No, nunca pensé en escribir novelas. Yo creo que si yo empezara a escribir una novela, yo me daría cuenta de que se trata de una tontería y que no la llevaría hasta el fin. Posiblemente esto sea una invención de mi haraganería. Pero creo que Conrad y Kipling han demostrado que un cuento corto -—no demasiado corto—, lo que podríamos llamar long short story, puede contener todo lo que contiene una novela, con menos fatiga para el lector.
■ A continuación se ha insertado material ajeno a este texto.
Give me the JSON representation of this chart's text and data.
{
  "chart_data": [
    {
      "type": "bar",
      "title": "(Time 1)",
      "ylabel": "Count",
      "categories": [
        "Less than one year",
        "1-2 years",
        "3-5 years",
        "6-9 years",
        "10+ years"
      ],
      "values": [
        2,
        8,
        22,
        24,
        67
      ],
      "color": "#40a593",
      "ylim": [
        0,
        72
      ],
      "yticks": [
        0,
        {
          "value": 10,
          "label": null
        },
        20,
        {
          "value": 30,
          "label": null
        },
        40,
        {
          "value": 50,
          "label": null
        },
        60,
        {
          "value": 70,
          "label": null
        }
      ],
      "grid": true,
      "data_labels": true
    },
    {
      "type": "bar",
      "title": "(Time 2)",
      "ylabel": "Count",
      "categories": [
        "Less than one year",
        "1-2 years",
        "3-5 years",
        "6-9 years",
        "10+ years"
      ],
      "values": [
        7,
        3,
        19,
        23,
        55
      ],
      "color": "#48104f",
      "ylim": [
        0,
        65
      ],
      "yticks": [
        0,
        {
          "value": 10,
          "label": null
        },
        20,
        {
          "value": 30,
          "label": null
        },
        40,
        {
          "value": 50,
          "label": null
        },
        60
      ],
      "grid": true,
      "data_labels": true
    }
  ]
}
La ventaja esencial que le veo es que el cuento puede ser abarcado de un solo vistazo. En cambio, en la novela se nota más lo sucesivo. Y luego está el hecho de que una obra de trescientas páginas no puede prescindir de ripios, de páginas que sean meros nexos entre una parte y otra. En cambio, en un cuento, todo puede ser esencial, o más o menos esencial, o —digamos— puede parecerse más a lo esencial. Creo que hay cuentos de Kipling que son tan densos como una novela, o de Conrad, también. Es verdad que no son demasiado cortos.

 

Sobre la haraganería del escritor:

Es que la obra de un escritor está hecha de haraganerías. El trabajo esencial del escritor consiste en distraerse, en pensar en otra cosa, en fantasear, en no apresurarse para dormir, sino imaginar algo… Y luego viene la ejecución, que ya es el oficio. Es decir, no creo que sean incompatibles las dos cosas. Además, creo que cuando uno está escribiendo algo más o menos bueno, uno no lo siente como una tarea, lo siente como una distracción. Una distracción que no excluye la inteligencia, como tampoco la excluye el ajedrez, que me agrada mucho y que me gustaría saber jugar —siempre he sido un mal ajedrecista.

 

Sobre la publicación: 

La imagen que yo dejaré cuando me haya muerto —que ya dijimos que eso es parte de la obra de un poeta, y, quizá, la más importante—, no sé exactamente cuál será, no sé si me verán con indulgencia, con indiferencia o con hostilidad. Desde luego, eso me importa muy poco ahora: lo que sí me importa no es lo que he escrito sino lo que estoy escribiendo y lo que voy a escribir. Y creo que eso le ocurre a todo escritor. Dijo Alfonso Reyes que uno publicaba lo que había escrito para no pasarse la vida corrigiéndolo: uno publica un libro para dejarlo atrás, uno publica un libro para olvidarlo.

 

Consejos a escritores jóvenes:

Yo le aconsejaría a ese joven imaginario que estudiara los clásicos; que no tratara de ser moderno, porque ya lo es; que no tratara de ser un hombre de otra época, de ser un clásico, porque, indudablemente, no puede serlo, ya que irreparablemente es un joven del siglo XX. Y luego, al cabo de un tiempo, le aconsejaría también el estudio de los clásicos de nuestra lengua.